Hence the almost imperceptible wince on the face of the leader-to-be — there had, after all, been weeks of running battles between disaffected youth, mostly children of immigrants from West Africa and the Maghreb, which had set the suburbs on fire just two years before. Sarkozy was minister of the interior at the time.

I was sitting in a murky café in Johannesburg’s trendy Melville suburb as the final results came rolling in. There were four French people sitting at the same table — two men, who seemed to be real Caucasian Frenchmen, and two women, who happened to be of immigrant descent, from North and West Africa respectively.

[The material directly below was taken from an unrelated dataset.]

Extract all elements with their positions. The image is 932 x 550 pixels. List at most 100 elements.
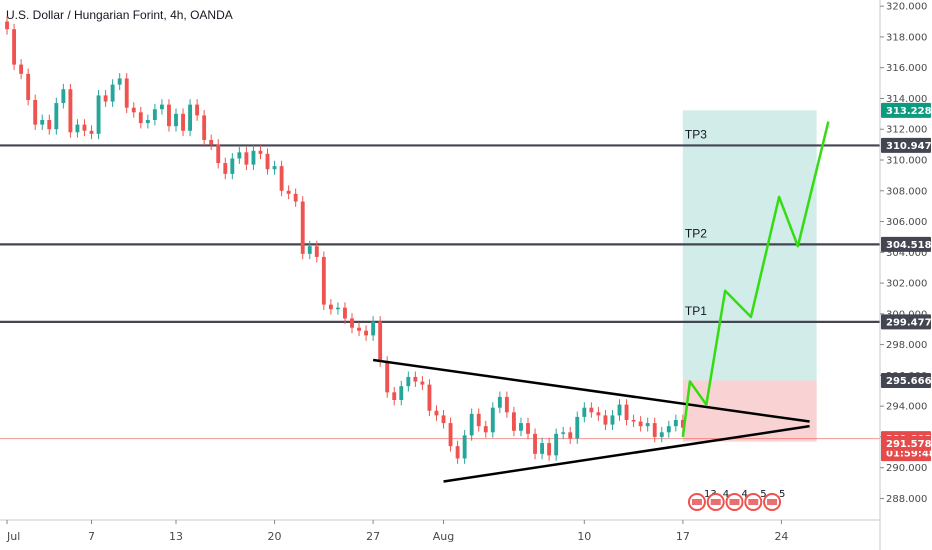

They were all crying into their beer — a mixture of rage and self-pity. One of the women showed me a message that had just come through on her cellphone from her brother in Paris. ‘On est mort —” (we’re dead —), it said. That’s how seriously Sarkozy’s victory is being taken by the left.

Remarkably, the issue of immigration (which usually means invasion by illegal darkies, even in post-apartheid South Africa) is expected to be one of the main planks of Sarkozy’s national policy. Even though France, like many other parts of metropolitan Europe, has long crossed the line into rainbow nation status, the dark spectre of African immigration is still brandished as a hobgoblin at each election. And it’s a guaranteed vote catcher.

The French lefties at the table grind their teeth in frustration. ‘What’s his game?” they ask. ‘How can they justify chasing us out of France? It’s a question of chickens coming home to roost. If they didn’t want us to come to France, they shouldn’t have come to Africa in the first place. Now that they’ve sucked us dry and gone back home, where else do they expect us to run to when the going gets tough? We’re just as French as they are now.”

There was not exactly blood in the streets on the night of the announcement of Sarkozy’s triumph. But the youth were already out in the streets, randomly setting fire to cars, burning and looting, and playing dodge-the-teargas with the cops.

The polarisation is complete. The Sarkozy era has arrived. The bloody banners might yet be seen on the streets of Paris.